When the band reconvened for the double album Works, in the UK especially they were critically reviled by newly punk-obsessed critics as a dinosaur band of boring old farts. The fact that Works was subtitled Volume 1 was taken as an ominous threat of their intent. In truth, Works was much more classically oriented than previous releases. However it delivered the rocking number 2 UK single ‘Fanfare for the Common Man’ - an Emerson revision of Aaron Copeland’s composition. The album still sold well, but even fans could see the writing was on the wall for the band. Works 2 didn’t change things.

1978’s Love Beach was actually not very good. It barely broke the top 50. An In Concert follow up was another failure commercially. And that was that.

The three of them went off to solo projects, but reconvened in 1986. Palmer couldn’t be persuaded to return for an album, so Lake and Emerson had to find a drummer whose name began with P. Cozy Powell was probably the only option. The album did well and went top 30 but it wasn’t the ‘real’ thing.

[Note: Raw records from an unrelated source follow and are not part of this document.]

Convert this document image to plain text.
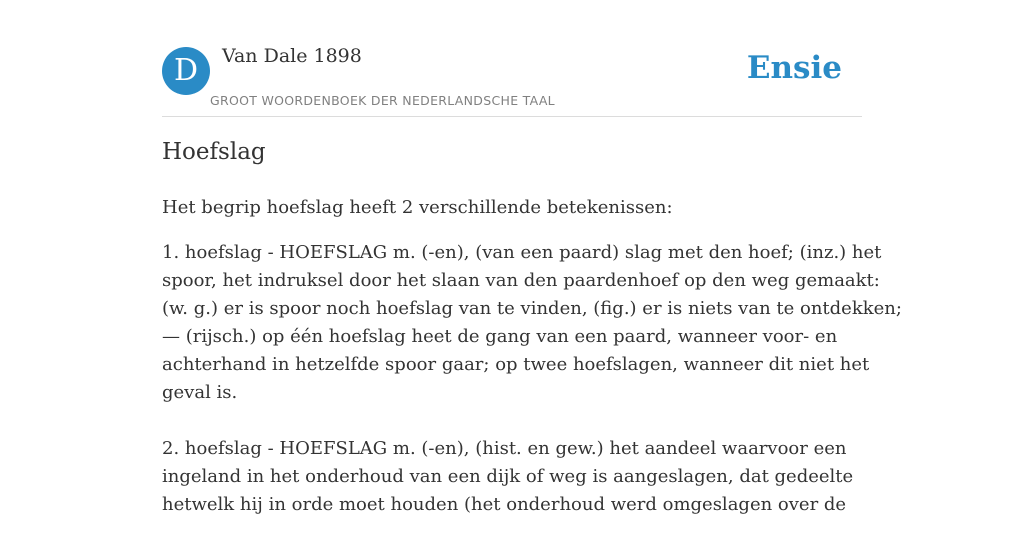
D	Van Dale 1898
GROOT WOORDENBOEK DER NEDERLANDSCHE TAAL
Ensie
Hoefslag
Het begrip hoefslag heeft 2 verschillende betekenissen:
1. hoefslag - HOEFSLAG m. (-en), (van een paard) slag met den hoef; (inz.) het
spoor, het indruksel door het slaan van den paardenhoef op den weg gemaakt:
(w. g.) er is spoor noch hoefslag van te vinden, (fig.) er is niets van te ontdekken;
— (rijsch.) op één hoefslag heet de gang van een paard, wanneer voor- en
achterhand in hetzelfde spoor gaar; op twee hoefslagen, wanneer dit niet het
geval is.
2. hoefslag - HOEFSLAG m. (-en), (hist. en gew.) het aandeel waarvoor een
ingeland in het onderhoud van een dijk of weg is aangeslagen, dat gedeelte
hetwelk hij in orde moet houden (het onderhoud werd omgeslagen over de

In 1992 just as grunge was sweeping all before it, ELP reformed with Palmer on drums and set about releasing several albums of new material along with live albums. Recently they brought out three volumes of bootlegs – up to 8 CD’s per volume! They still don’t do anything by halves.

None of them troubled the charts, but we all still turned up to see them live where they were as good as ever – although some say that new technology has made it all a bit too easy for Emerson.

ELP were true originals. They had few imitators and no equals and for the first half of the 70’s they made some glorious noise.